Bonus merchandise items

in collaboration with Angelica Falkeling.


Rib, Rotterdam, November 2018, documentation by Nick Thomas.
The exhibition display includes moving images, found objects, works on paper, webshop, poster, stickers, sportswear, cups and sculptural elements.

This place has the smoggy look as the opening scene of Fargo. Kumiko thought the money was real and went for a hunt. James Bond drove with his car over Vatnajökull and close to Eyjafjallajökull R2-D2 with Chewbacca and some Stormtroopers were seen.

Emotional Channel is the title of a project by Anna Łuczak and Angelica Falkeling. The subjects of lifestyle and precariousness are seen through the lens of cinema, exploring current living and working conditions. Shaky life and its agency is contested via a viral drone footage. They speak, talk and make with and through the female body from an intersectional point of view while exploring contemporary images of labor.

As part of Emotional Channel they use their own electronic devices (laptop and smartphones) with its available software (Instagram, DaVinci, Google Docs and Youtube) and whatever they can lend for free to push what can be shown and told in the scale of the domestic when collaboration and storytelling are co-opted by social media influencers through their handmade commercials.

In October 2018 Angelica and Anna spend a month-long working period at Skaftfell Art Center in Seyðisfjörður on East Iceland. Here they put their own bodies at stake via side jobs, Anna as a baker and Angelica as a media marketing translator.
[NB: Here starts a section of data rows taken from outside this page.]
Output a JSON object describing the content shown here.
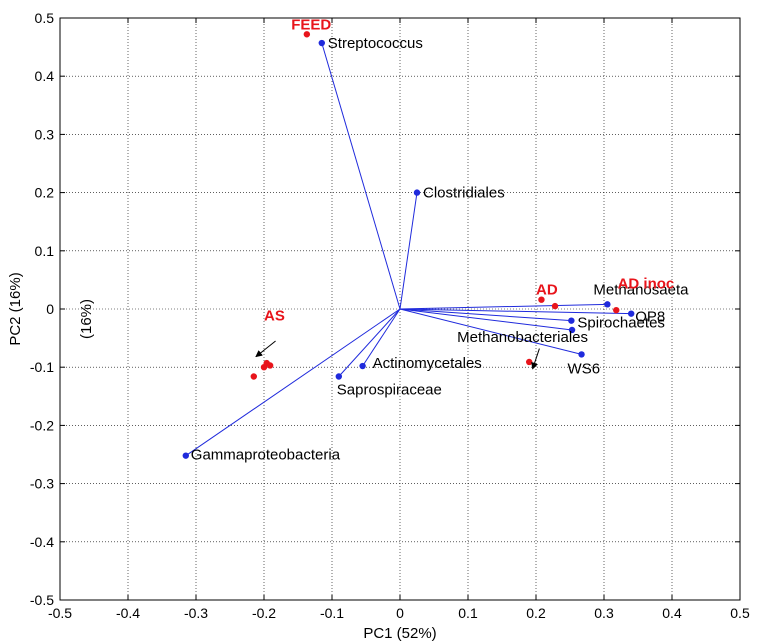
{
  "chart_data": {
    "type": "scatter",
    "subtype": "pca-biplot",
    "title": "",
    "xlabel": "PC1 (52%)",
    "ylabel": "PC2 (16%)",
    "ylabel_extra": "(16%)",
    "xlim": [
      -0.5,
      0.5
    ],
    "ylim": [
      -0.5,
      0.5
    ],
    "xticks": [
      -0.5,
      -0.4,
      -0.3,
      -0.2,
      -0.1,
      0,
      0.1,
      0.2,
      0.3,
      0.4,
      0.5
    ],
    "yticks": [
      -0.5,
      -0.4,
      -0.3,
      -0.2,
      -0.1,
      0,
      0.1,
      0.2,
      0.3,
      0.4,
      0.5
    ],
    "tick_labels_x": [
      "-0.5",
      "-0.4",
      "-0.3",
      "-0.2",
      "-0.1",
      "0",
      "0.1",
      "0.2",
      "0.3",
      "0.4",
      "0.5"
    ],
    "tick_labels_y": [
      "-0.5",
      "-0.4",
      "-0.3",
      "-0.2",
      "-0.1",
      "0",
      "0.1",
      "0.2",
      "0.3",
      "0.4",
      "0.5"
    ],
    "grid": true,
    "colors": {
      "vector": "#1f2adc",
      "sample": "#e8141b",
      "arrow": "#000000"
    },
    "loadings": [
      {
        "name": "Streptococcus",
        "x": -0.115,
        "y": 0.457
      },
      {
        "name": "Clostridiales",
        "x": 0.025,
        "y": 0.2
      },
      {
        "name": "Methanosaeta",
        "x": 0.305,
        "y": 0.008
      },
      {
        "name": "OP8",
        "x": 0.34,
        "y": -0.008
      },
      {
        "name": "Spirochaetes",
        "x": 0.252,
        "y": -0.02
      },
      {
        "name": "Methanobacteriales",
        "x": 0.253,
        "y": -0.036
      },
      {
        "name": "WS6",
        "x": 0.267,
        "y": -0.078
      },
      {
        "name": "Actinomycetales",
        "x": -0.055,
        "y": -0.098
      },
      {
        "name": "Saprospiraceae",
        "x": -0.09,
        "y": -0.116
      },
      {
        "name": "Gammaproteobacteria",
        "x": -0.315,
        "y": -0.252
      }
    ],
    "samples": [
      {
        "x": -0.137,
        "y": 0.472
      },
      {
        "x": 0.208,
        "y": 0.016
      },
      {
        "x": 0.228,
        "y": 0.005
      },
      {
        "x": 0.318,
        "y": -0.002
      },
      {
        "x": 0.19,
        "y": -0.091
      },
      {
        "x": -0.196,
        "y": -0.093
      },
      {
        "x": -0.191,
        "y": -0.097
      },
      {
        "x": -0.2,
        "y": -0.1
      },
      {
        "x": -0.215,
        "y": -0.116
      }
    ],
    "group_labels": [
      {
        "text": "FEED",
        "x": -0.16,
        "y": 0.48
      },
      {
        "text": "AD",
        "x": 0.2,
        "y": 0.025
      },
      {
        "text": "AD inoc",
        "x": 0.32,
        "y": 0.035
      },
      {
        "text": "AS",
        "x": -0.2,
        "y": -0.02
      }
    ],
    "arrows": [
      {
        "from": [
          -0.183,
          -0.055
        ],
        "to": [
          -0.212,
          -0.082
        ]
      },
      {
        "from": [
          0.205,
          -0.068
        ],
        "to": [
          0.195,
          -0.103
        ]
      }
    ]
  }
}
Through their anecdotes, aspirations, fragments and documents it’s put into play via their staged personas by proposing an alternative artistic geological ground to live and work from.

Seyðisfjörður is inhabited by around 700 people, and it was once thought to become the Icelandic capital but Reykjavik landwise had the potential for expansion, and won. The fjord is located between two mountains, Mt. Bjólfur and Strandartindur. Seyðisfjörður had the country’s first electricity line and telephone communication abroad. Today it makes most of its money from a small fishing factory and the weekly arrival of a ferry from Denmark and departing tourists.